Yes. We (Aust) had virtually every helicopter we own and half our navy there within a couple of days. The immediate problem was ferrying in fresh water, engineers to repair roads, providing temporary housing, fix water infrastructure, etc. Donating money to be spent weeks or months down the track wouldn’t have helped with any of that, and it saved thousands of lives. Later aid was valuable in its own way, but I was monumentally pissed off at the time by Jan Egeland’s comment – he refused to recognise the cost of military contributions when he made his “stingy” claim – while his organisation took weeks to even establish a presence. The US contribution was huge and much appreciated, we and NZ just wouldn’t have had the capacity on our own. Don’t forget India either, they were there in the very early stages too, despite having been hit pretty hard by the tsunami themselves.

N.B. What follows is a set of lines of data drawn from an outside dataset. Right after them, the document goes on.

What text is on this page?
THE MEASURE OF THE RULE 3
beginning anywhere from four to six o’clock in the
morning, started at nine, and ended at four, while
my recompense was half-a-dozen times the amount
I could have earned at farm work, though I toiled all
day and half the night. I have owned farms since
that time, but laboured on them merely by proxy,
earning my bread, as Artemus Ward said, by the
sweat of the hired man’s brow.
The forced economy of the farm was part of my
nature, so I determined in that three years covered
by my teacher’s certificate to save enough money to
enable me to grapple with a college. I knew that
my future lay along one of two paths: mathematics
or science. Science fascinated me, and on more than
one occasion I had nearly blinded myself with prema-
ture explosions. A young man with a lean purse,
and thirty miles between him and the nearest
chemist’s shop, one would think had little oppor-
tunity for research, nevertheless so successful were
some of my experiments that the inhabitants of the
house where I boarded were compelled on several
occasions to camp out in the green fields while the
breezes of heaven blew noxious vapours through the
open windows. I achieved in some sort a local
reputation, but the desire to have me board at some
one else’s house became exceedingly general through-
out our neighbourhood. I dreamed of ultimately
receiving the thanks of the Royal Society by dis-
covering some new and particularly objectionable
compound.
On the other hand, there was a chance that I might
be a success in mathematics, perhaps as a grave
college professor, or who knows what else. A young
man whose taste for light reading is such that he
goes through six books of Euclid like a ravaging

#42 JR – I don’t have any doubt about your good intentions or those of Jan Egeland for that matter, but you can’t blame all the problems with slow response, ineffective efforts, etc on the member states. The UN bureaucracy is hopeless at dealing with emergency relief. And Egeland was definitely wrong to call the US stingy. How much of the cost of a carrier battle group would you like charged to the UN? You can say they had it anyway for other reasons, but what matters in this sort of emergency is – do you have the asset available or not? Only 4 countries were able to respond in time (all democracies), then the UN parachuted in a few weeks later and tried to take over the operation from the top. Sorry, no – we were doing fine without an extra layer of management to “coordinate the relief effort”.